On Policy Capturing with Fuzzy Measures
Document Type
Article
Language
eng
Publication Date
12-2005
Publisher
Elsevier
Source Publication
European Journal of Operational Research
Source ISSN
0377-2217
Original Item ID
DOI: 10.1016/j.ejor.2004.02.023
Abstract
Policy capturing methods generally apply linear regression analysis to model human judgment. In this paper, we examine the application of fuzzy set and fuzzy measure theories to obtain subjective descriptions of cue importance for policy capturing. At the heart of the approach is a method of learning fuzzy measures. The Shapley values associated with the fuzzy measures provide a basis for comparison with the results of linear regression.
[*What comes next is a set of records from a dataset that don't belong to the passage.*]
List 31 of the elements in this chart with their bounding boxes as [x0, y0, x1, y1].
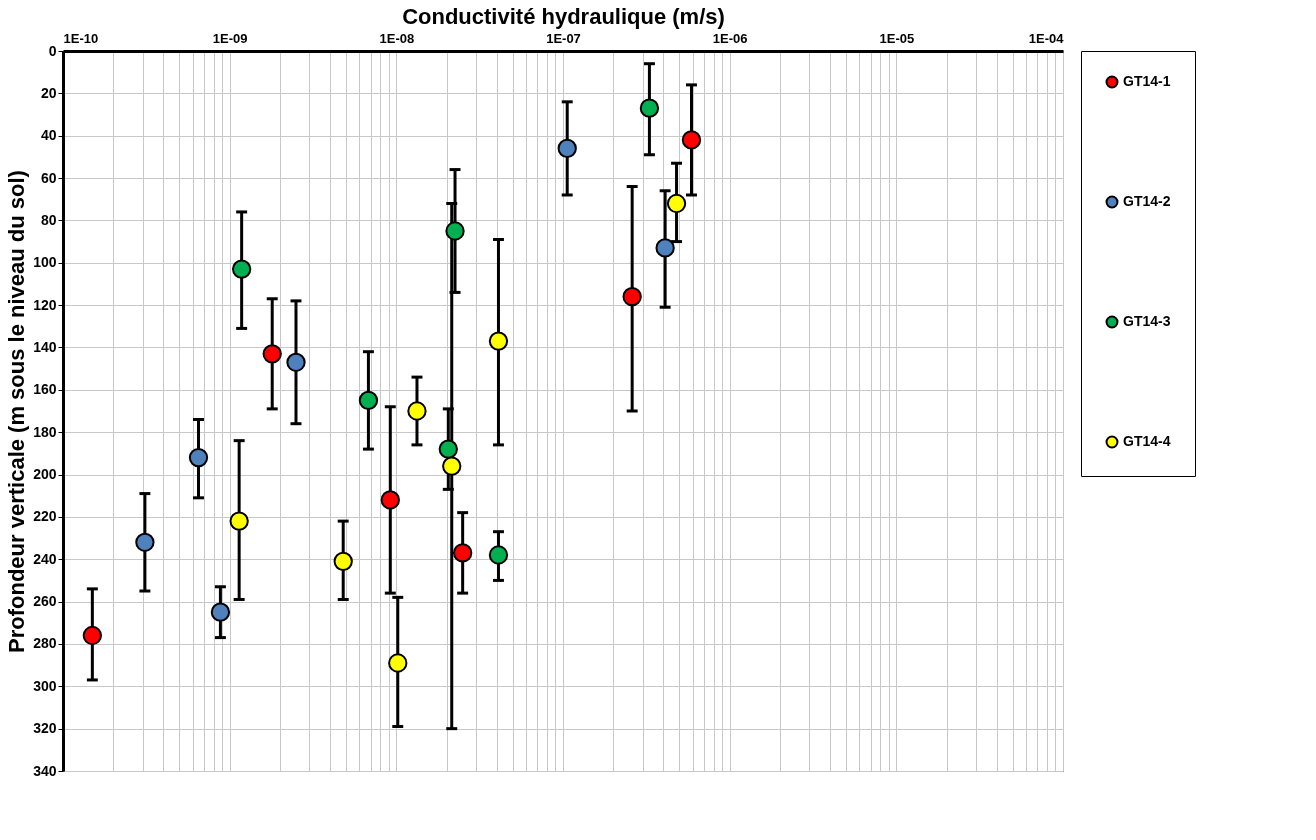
- x-tick-label: 1E-07: [546, 30, 581, 46]
- y-tick-label: 240: [33, 550, 57, 567]
- y-tick-label: 180: [33, 423, 57, 440]
- x-tick-label: 1E-05: [879, 30, 915, 46]
- y-tick-label: 160: [33, 381, 57, 398]
- legend-label: GT14-3: [1123, 313, 1171, 329]
- y-tick-label: 140: [33, 338, 57, 355]
- x-axis-title: Conductivité hydraulique (m/s): [402, 3, 725, 29]
- x-tick-label: 1E-09: [212, 30, 248, 46]
- y-tick-label: 40: [40, 127, 57, 144]
- x-tick-label: 1E-06: [712, 30, 748, 46]
- y-tick-label: 340: [33, 762, 57, 779]
- y-tick-label: 260: [33, 593, 57, 610]
- x-tick-label: 1E-08: [379, 30, 415, 46]
- x-tick-label: 1E-10: [63, 30, 99, 46]
- y-tick-label: 100: [33, 254, 57, 271]
- y-tick-label: 280: [33, 635, 57, 652]
- y-tick-label: 120: [33, 296, 57, 313]
- y-tick-label: 60: [40, 169, 57, 186]
- legend-label: GT14-2: [1123, 193, 1171, 209]
- y-tick-label: 80: [40, 211, 57, 228]
- y-tick-label: 220: [33, 508, 57, 525]
- y-tick-label: 300: [33, 677, 57, 694]
- y-tick-label: 320: [33, 720, 57, 737]
- y-tick-label: 200: [33, 466, 57, 483]
- y-tick-label: 0: [48, 42, 57, 59]
- legend-label: GT14-4: [1123, 433, 1171, 449]
- y-axis-title: Profondeur verticale (m sous le niveau du sol): [4, 170, 30, 653]
- x-tick-label: 1E-04: [1028, 30, 1065, 46]
- legend-label: GT14-1: [1123, 73, 1171, 89]
- y-tick-label: 20: [40, 84, 57, 101]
However, the fuzzy measure-theoretical approach provides additional insight into interaction effects corresponding to the nonlinear, noncompensatory nature of the underlying decision model. To illustrate the methodology, we estimated the importance of factors and the interactions among them that influence decisions related to strategic investments in telecommunications infrastructure and compared the results from the fuzzy approach to those obtained from traditional statistical methods
Recommended Citation
Liginlal, Divakaran and Ow, Terence T., "On Policy Capturing with Fuzzy Measures" (2005). Management Faculty Research and Publications. 62.
https://epublications.marquette.edu/mgmt_fac/62
Comments
European Journal of Operational Research, Vol. 167, No. 2 (December 2005): 461-474. DOI.